NEAT project: a European network to integrate economics and veterinary medicine
To optimize resource allocation in a global production setting characterized by the spread of new and re-emerging epidemics, veterinary medicine professionals need to be able to base emergency management on reasoned decisions. It is particularly important to substantiate health information with data generated by economic models and forecasting systems, thereby putting the concept of health economics into effect.
Despite the array of positive experiences in this direction, there is still a growing need, among veterinary professionals, to create a shared culture which can build on this new way of working. This is the concept underlying the NEAT research project (Networking to enhance the use of economics in animal health education, research and policy making in Europe and beyond), whose objective is to train professionals, in higher education and in the workplace, to organize and manage animal health by integrating scientific evidence with economic assessment.
The aim of NEAT is to bring together different entities to establish a network of contacts in the teaching, research and policy-making fields, and to enhance basic training in the sector by sharing knowledge, best practices and experience in economics applied to animal health management. The project is funded by the European Union and its extensive partnership includes the Istituto Zooprofilattico Sperimentale delle Venezie.
NEAT was launched in October 2010 and is an ERASMUS LLP – Life Long Learning Programme project funded by the European Union. It is coordinated by the Royal Veterinary College (Great Britain) and activities are carried out in cooperation with 60 partners, divided into working groups (or work packages – WPs) to perform the project tasks. The partners come from three different areas:
- educational institutions: agricultural colleges, universities and training entities;
- private organizations: representatives from the production sector (agricultural, food and veterinary-related companies and associations; veterinary associations);
- public sector agencies and organizations: government and other public authorities (research institutes, international organizations, non-government organizations, regional veterinary services, local monitoring services).

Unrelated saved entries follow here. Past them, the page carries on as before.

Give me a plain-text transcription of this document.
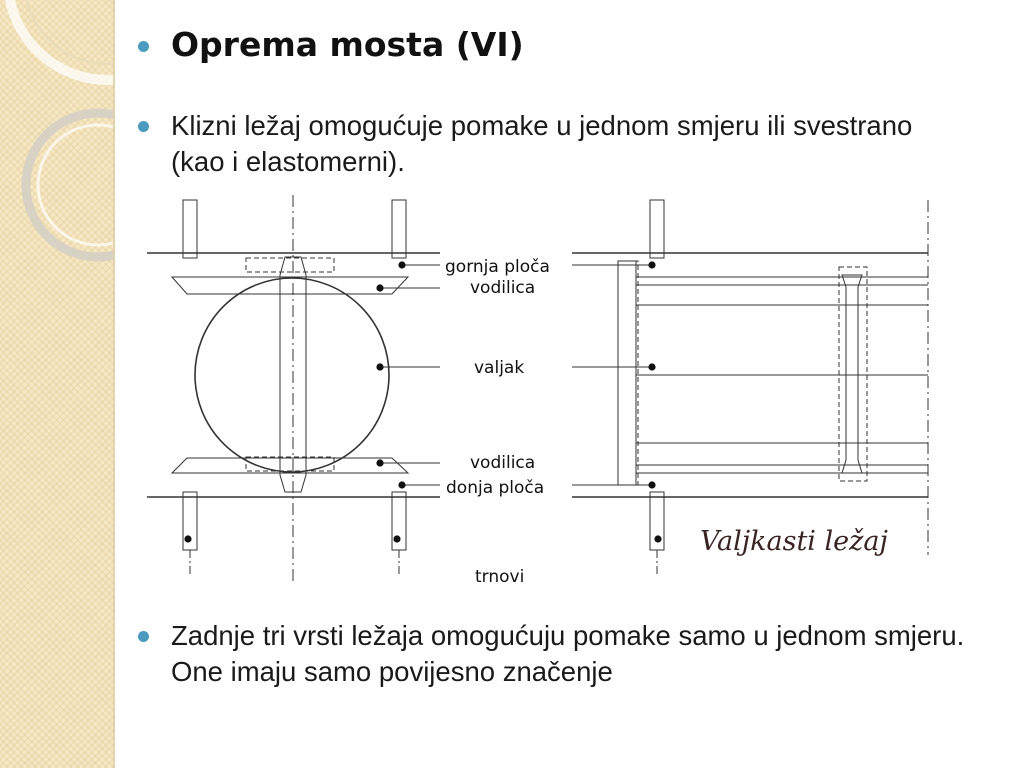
Oprema mosta (VI)

Klizni ležaj omogućuje pomake u jednom smjeru ili svestrano (kao i elastomerni).

gornja ploča
vodilica
valjak
vodilica
donja ploča
trnovi
Valjkasti ležaj

Zadnje tri vrsti ležaja omogućuju pomake samo u jednom smjeru. One imaju samo povijesno značenje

The project also has 41 associated partners which provide equipment and support to improve the quality of the consortium’s work.

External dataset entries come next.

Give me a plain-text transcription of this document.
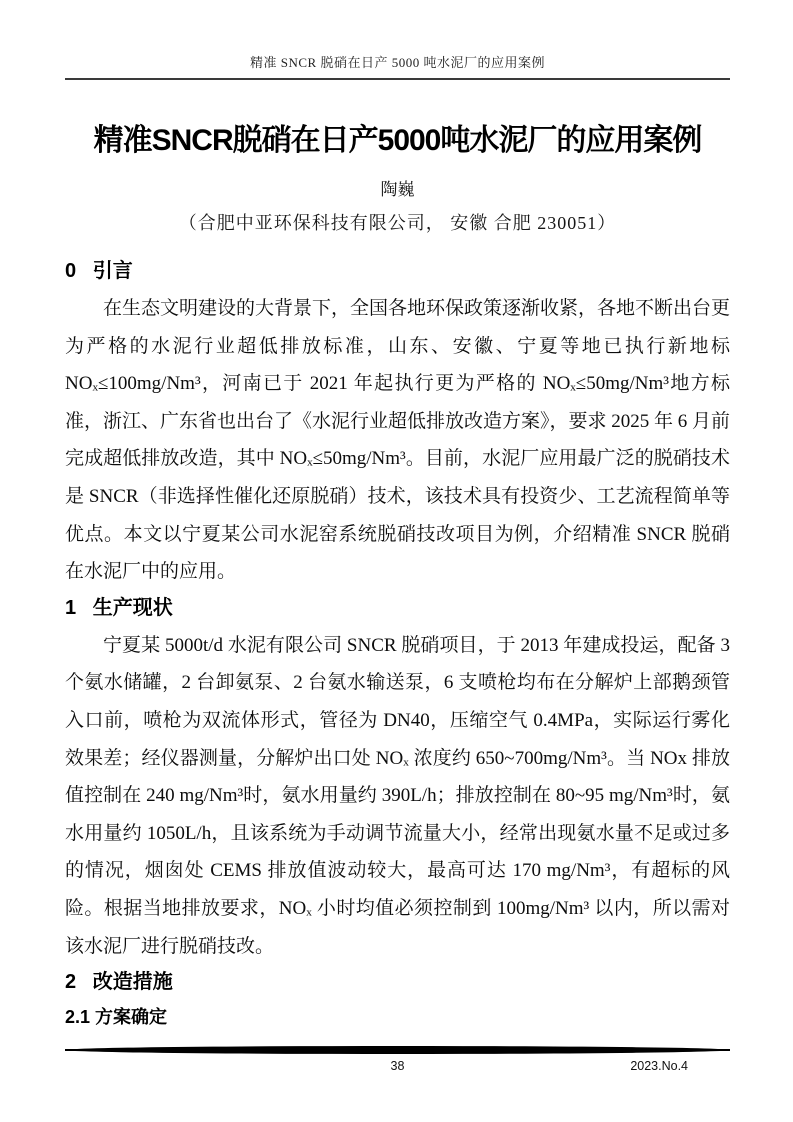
精准 SNCR 脱硝在日产 5000 吨水泥厂的应用案例
精准SNCR脱硝在日产5000吨水泥厂的应用案例
陶巍
（合肥中亚环保科技有限公司， 安徽 合肥 230051）
0   引言

在生态文明建设的大背景下，全国各地环保政策逐渐收紧，各地不断出台更为严格的水泥行业超低排放标准，山东、安徽、宁夏等地已执行新地标NOₓ≤100mg/Nm³，河南已于 2021 年起执行更为严格的 NOₓ≤50mg/Nm³地方标准，浙江、广东省也出台了《水泥行业超低排放改造方案》，要求 2025 年 6 月前完成超低排放改造，其中 NOₓ≤50mg/Nm³。目前，水泥厂应用最广泛的脱硝技术是 SNCR（非选择性催化还原脱硝）技术，该技术具有投资少、工艺流程简单等优点。本文以宁夏某公司水泥窑系统脱硝技改项目为例，介绍精准 SNCR 脱硝在水泥厂中的应用。

1   生产现状

宁夏某 5000t/d 水泥有限公司 SNCR 脱硝项目，于 2013 年建成投运，配备 3 个氨水储罐，2 台卸氨泵、2 台氨水输送泵，6 支喷枪均布在分解炉上部鹅颈管入口前，喷枪为双流体形式，管径为 DN40，压缩空气 0.4MPa，实际运行雾化效果差；经仪器测量，分解炉出口处 NOₓ 浓度约 650~700mg/Nm³。当 NOx 排放值控制在 240 mg/Nm³时，氨水用量约 390L/h；排放控制在 80~95 mg/Nm³时，氨水用量约 1050L/h，且该系统为手动调节流量大小，经常出现氨水量不足或过多的情况，烟囱处 CEMS 排放值波动较大，最高可达 170 mg/Nm³，有超标的风险。根据当地排放要求，NOₓ 小时均值必须控制到 100mg/Nm³ 以内，所以需对该水泥厂进行脱硝技改。

2   改造措施
2.1 方案确定
38	2023.No.4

NEAT will run until September 2015.
The aim of the project is to apply economics to animal health in health professional training in Europe and beyond. This will give veterinary and livestock organizations and businesses access to professionals trained to enhance working practice with appropriate economic and management assessments.

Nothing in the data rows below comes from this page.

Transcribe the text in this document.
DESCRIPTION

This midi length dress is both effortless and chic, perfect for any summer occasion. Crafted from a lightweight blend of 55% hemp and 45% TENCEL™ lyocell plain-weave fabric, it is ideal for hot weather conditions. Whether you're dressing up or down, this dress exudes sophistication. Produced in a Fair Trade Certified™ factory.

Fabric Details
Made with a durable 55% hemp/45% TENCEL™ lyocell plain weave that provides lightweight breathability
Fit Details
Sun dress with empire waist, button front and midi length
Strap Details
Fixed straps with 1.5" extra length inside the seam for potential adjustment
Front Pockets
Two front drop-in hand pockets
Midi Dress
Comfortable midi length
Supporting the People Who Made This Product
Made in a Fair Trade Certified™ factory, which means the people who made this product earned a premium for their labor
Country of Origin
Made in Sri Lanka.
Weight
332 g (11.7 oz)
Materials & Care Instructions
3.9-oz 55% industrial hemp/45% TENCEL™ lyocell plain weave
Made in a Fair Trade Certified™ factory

Specifically, the NEAT project has set the following objectives (in brackets, the division of tasks by work package):
- to improve organizational coordination for those developing the content of university curricula in animal health economics (all WPs);
- to identify the teaching and training needs of undergraduates, postgraduates and established professionals (WP2 and WP3);
- to develop study programmes, course content, teaching and training materials for undergraduate and postgraduate courses and established professionals (WP4);
- to disseminate teaching and training materials and curricula (WP5);
- to evaluate the delivery of teaching and training materials (WP6).
The role of IZSVe
The Istituto Zooprofilattico Sperimentale delle Venezie (IZSVe, partner 17) is a member of WP2. The Institute was involved in the initial drafting and administration of a fact-finding questionnaire to determine the type of training received by professionals working in the field of animal health in Europe and beyond, and identify their current and future training needs in relation to animal health economics. The questionnaire also asked whether the respondents’ organizations provided or encouraged training in animal health economics and level of depth.
The questionnaire was diversified by type of organization (universities, representatives of the production sector, public bodies) and then transmitted to the project partners to be administered in the respective countries. In Italy it was distributed to professionals working at Italian Istituti Zooprofilattici Sperimentali, regional veterinary services, the Ministry of Health, and professional associations.
The survey was conducted by email from 20 May to 14 June, 2013. A total of 264 people (39%) answered the questionnaire. Most responses came from educational institutions, 86 from private organizations, and 77 from public bodies. Findings revealed that economics was widely applied to animal health among the respondents and constituted a considerable part of their professional activities. However, training opportunities in this field were limited. Public organizations and training bodies were interested in economic impact and animal-health-related intervention decisions, whereas representatives of the production sector were more interested in economic management.
In August 2013, IZSVe took part in a review of the literature on economic methods, techniques and concepts in animal health. Overall the majority of publications dealt with highly contagious animal diseases (e.g. foot and mouth, classical swine fever, avian influenza), even in industrialized countries where they are not usually endemic. Cattle was the most extensively studied species. Half of the publications referred to the situation in Europe, with a predominance of publications from the United Kingdom, the Netherlands and the United States. Results suggest there is still room for the development of new or updated literature in this discipline.
Lastly, very few text books were available on the subject and some of them were not recent.